Aunque nunca había tenido la oportunidad de bailar en ese escenario icónico, Elida había dedicado años de su vida a la danza folklórica, llevando el espíritu de su tierra en cada paso. La emoción de ver a los grupos locales en el escenario la llenaba de nostalgia. Recordaba sus propios ensayos, las risas compartidas con sus compañeras y el esfuerzo detrás de cada presentación.
Mientras las delegaciones comenzaban a danzar, cada traje colorido y cada melodía la transportaban a sus días de ensayos. Elida se sorprendió al sentirse parte de algo más grande, de una celebración que conectaba generaciones a través del arte y la tradición. Aunque nunca había estado en la Guelaguetza, siempre había soñado con ser parte de esa fiesta.
Observó cómo los jóvenes se movían con una energía contagiosa, y sintió un nudo en la garganta. La belleza de la diversidad cultural de Oaxaca la llenaba de orgullo, pero también de anhelo por esos momentos que nunca vivió. La Guelaguetza era un símbolo de unidad, un recordatorio de que la danza no solo pertenece al escenario, sino a todos los que la aman.
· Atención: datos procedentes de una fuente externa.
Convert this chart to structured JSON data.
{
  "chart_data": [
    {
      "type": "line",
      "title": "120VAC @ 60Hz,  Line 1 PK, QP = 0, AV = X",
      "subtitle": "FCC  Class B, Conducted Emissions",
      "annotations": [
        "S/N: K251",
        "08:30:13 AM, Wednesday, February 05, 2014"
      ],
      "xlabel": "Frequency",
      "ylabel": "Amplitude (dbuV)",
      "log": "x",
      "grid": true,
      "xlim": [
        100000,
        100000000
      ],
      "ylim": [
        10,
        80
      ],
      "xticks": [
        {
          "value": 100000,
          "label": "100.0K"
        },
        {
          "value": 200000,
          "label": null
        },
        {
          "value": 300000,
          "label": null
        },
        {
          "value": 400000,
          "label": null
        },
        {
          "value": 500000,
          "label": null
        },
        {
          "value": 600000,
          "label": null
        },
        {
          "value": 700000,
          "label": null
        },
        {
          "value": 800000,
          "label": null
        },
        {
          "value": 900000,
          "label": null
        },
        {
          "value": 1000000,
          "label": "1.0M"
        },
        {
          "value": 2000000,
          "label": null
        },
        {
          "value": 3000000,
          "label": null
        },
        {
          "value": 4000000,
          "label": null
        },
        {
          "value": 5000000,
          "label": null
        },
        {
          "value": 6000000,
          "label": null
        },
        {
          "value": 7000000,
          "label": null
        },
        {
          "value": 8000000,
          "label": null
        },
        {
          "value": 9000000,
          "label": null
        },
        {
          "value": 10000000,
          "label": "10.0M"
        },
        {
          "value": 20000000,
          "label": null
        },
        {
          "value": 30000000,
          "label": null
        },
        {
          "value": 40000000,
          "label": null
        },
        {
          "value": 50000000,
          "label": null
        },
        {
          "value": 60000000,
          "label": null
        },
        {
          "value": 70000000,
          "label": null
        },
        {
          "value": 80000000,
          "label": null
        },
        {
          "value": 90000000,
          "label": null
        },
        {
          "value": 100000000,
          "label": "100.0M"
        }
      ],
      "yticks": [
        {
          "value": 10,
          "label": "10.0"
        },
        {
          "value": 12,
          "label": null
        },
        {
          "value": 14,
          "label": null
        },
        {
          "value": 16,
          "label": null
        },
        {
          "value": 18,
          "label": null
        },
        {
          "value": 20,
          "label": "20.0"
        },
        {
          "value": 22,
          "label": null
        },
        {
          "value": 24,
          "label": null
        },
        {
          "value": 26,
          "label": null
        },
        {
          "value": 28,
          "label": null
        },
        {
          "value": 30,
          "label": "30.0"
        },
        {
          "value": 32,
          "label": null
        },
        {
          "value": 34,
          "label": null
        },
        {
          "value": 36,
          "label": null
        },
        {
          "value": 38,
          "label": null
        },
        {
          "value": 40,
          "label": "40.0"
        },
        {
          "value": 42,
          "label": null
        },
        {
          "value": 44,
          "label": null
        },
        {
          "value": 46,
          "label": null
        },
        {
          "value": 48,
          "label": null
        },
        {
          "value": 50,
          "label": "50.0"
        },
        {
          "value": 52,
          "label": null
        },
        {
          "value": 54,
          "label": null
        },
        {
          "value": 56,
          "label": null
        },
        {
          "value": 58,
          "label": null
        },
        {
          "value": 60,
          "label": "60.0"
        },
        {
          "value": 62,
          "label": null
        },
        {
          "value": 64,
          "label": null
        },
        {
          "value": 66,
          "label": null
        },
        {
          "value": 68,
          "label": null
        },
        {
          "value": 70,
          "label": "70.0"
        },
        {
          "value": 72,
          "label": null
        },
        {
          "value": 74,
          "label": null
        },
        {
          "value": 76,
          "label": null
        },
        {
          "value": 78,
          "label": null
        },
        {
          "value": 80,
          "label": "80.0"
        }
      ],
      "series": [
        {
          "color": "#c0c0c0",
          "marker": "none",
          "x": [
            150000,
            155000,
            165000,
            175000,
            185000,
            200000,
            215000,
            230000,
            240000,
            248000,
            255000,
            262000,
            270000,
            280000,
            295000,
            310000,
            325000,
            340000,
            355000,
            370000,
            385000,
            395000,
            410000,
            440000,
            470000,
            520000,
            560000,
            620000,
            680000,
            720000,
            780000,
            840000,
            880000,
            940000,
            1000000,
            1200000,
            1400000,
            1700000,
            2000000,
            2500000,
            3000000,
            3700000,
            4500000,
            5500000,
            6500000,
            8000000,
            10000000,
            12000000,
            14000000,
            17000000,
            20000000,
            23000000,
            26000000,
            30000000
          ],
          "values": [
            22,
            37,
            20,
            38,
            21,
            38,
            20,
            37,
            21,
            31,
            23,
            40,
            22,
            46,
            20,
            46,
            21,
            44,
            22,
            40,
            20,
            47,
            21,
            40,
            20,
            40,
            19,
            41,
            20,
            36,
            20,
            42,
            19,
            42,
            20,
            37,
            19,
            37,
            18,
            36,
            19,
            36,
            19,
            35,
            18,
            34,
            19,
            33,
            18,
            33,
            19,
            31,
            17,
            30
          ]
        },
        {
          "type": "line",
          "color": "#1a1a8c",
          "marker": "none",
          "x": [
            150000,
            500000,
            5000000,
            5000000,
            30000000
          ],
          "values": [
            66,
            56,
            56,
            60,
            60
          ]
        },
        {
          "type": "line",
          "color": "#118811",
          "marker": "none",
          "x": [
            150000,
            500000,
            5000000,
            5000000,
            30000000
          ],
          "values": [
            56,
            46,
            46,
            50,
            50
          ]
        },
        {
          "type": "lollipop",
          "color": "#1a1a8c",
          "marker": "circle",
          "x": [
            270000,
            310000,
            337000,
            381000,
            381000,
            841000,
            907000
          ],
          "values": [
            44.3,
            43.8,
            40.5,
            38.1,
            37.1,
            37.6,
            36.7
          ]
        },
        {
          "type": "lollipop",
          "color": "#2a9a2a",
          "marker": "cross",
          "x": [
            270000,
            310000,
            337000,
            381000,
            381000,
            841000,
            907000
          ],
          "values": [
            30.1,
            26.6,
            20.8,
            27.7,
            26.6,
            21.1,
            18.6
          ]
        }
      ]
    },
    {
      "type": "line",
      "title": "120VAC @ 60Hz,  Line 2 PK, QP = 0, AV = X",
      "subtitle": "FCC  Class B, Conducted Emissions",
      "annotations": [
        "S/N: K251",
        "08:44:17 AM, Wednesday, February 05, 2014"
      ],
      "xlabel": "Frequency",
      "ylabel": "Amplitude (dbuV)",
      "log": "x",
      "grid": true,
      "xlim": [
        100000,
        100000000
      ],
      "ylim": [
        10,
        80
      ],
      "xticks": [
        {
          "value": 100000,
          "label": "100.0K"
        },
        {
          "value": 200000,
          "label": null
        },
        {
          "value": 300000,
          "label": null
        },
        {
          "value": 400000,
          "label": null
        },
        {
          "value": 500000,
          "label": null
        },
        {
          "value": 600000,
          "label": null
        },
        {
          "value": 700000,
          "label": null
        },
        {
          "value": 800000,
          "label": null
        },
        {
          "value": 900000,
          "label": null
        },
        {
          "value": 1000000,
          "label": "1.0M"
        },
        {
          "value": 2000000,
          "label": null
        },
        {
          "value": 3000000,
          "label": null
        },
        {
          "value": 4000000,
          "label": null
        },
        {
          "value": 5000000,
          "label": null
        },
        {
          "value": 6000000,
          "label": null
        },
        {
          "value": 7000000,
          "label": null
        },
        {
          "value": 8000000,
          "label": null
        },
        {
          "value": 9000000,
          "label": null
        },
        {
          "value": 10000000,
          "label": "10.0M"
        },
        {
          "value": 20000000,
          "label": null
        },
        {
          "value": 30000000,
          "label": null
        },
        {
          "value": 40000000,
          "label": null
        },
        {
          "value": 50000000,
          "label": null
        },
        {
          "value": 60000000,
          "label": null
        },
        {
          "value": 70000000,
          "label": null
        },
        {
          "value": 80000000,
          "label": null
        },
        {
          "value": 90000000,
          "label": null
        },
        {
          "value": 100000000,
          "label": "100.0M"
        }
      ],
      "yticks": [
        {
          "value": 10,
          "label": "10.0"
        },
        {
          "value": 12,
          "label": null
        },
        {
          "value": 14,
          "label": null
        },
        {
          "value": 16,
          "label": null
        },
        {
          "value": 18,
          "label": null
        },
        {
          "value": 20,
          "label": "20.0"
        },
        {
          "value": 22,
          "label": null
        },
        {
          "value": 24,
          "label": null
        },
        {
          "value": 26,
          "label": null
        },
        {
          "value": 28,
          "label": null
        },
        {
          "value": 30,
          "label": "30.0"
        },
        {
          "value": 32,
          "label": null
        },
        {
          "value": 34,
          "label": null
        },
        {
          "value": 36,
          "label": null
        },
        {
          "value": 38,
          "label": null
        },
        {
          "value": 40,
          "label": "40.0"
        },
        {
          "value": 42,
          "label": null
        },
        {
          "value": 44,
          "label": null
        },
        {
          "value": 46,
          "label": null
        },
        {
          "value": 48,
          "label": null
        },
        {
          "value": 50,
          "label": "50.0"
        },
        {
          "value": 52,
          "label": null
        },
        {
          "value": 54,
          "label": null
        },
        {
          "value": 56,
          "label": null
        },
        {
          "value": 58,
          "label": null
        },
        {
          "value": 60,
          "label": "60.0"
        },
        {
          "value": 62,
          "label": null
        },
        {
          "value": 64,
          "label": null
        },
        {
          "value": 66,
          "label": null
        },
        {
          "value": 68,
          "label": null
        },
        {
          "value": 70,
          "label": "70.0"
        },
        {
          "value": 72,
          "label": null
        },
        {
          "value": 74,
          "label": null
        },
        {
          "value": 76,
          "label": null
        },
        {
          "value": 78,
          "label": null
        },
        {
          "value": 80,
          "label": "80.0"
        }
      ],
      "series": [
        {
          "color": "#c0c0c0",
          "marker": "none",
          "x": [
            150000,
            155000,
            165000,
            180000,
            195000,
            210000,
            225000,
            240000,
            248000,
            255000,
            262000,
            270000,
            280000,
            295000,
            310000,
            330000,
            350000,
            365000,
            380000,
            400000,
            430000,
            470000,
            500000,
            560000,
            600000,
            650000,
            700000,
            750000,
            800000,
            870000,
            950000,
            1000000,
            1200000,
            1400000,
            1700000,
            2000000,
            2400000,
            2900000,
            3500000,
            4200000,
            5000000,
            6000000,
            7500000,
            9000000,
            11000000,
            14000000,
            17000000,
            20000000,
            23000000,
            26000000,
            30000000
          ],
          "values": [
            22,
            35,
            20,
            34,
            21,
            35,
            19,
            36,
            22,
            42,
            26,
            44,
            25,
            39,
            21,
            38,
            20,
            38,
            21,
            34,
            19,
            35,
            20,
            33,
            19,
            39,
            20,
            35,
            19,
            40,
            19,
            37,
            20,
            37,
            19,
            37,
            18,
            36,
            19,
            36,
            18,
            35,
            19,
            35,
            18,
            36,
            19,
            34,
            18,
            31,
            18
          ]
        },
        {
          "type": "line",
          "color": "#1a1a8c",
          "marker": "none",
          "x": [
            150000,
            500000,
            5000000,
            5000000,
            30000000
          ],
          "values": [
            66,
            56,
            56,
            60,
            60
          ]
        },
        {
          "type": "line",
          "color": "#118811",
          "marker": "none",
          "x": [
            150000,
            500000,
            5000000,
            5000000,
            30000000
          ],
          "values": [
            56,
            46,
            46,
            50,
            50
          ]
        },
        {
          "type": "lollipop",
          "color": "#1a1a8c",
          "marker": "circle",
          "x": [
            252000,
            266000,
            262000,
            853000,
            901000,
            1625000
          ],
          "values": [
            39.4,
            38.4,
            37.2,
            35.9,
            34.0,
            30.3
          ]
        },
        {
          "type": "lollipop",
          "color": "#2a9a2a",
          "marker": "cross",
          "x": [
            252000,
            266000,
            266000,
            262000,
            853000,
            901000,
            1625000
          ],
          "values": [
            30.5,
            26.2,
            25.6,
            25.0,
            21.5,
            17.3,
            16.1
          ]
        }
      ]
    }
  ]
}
A medida que el sol se ponía, tiñendo el cielo de dorados y anaranjados, Elida aplaudió con fervor, sintiendo que su amor por la cultura oaxaqueña nunca había sido en vano. Aunque no había bailado en la Guelaguetza, su pasión seguía viva en cada paso que los jóvenes daban. La celebración continuaría, y con ella, el legado de su tierra se fortalecería, resonando en los corazones de quienes, como ella, solo podían soñar con estar en ese escenario.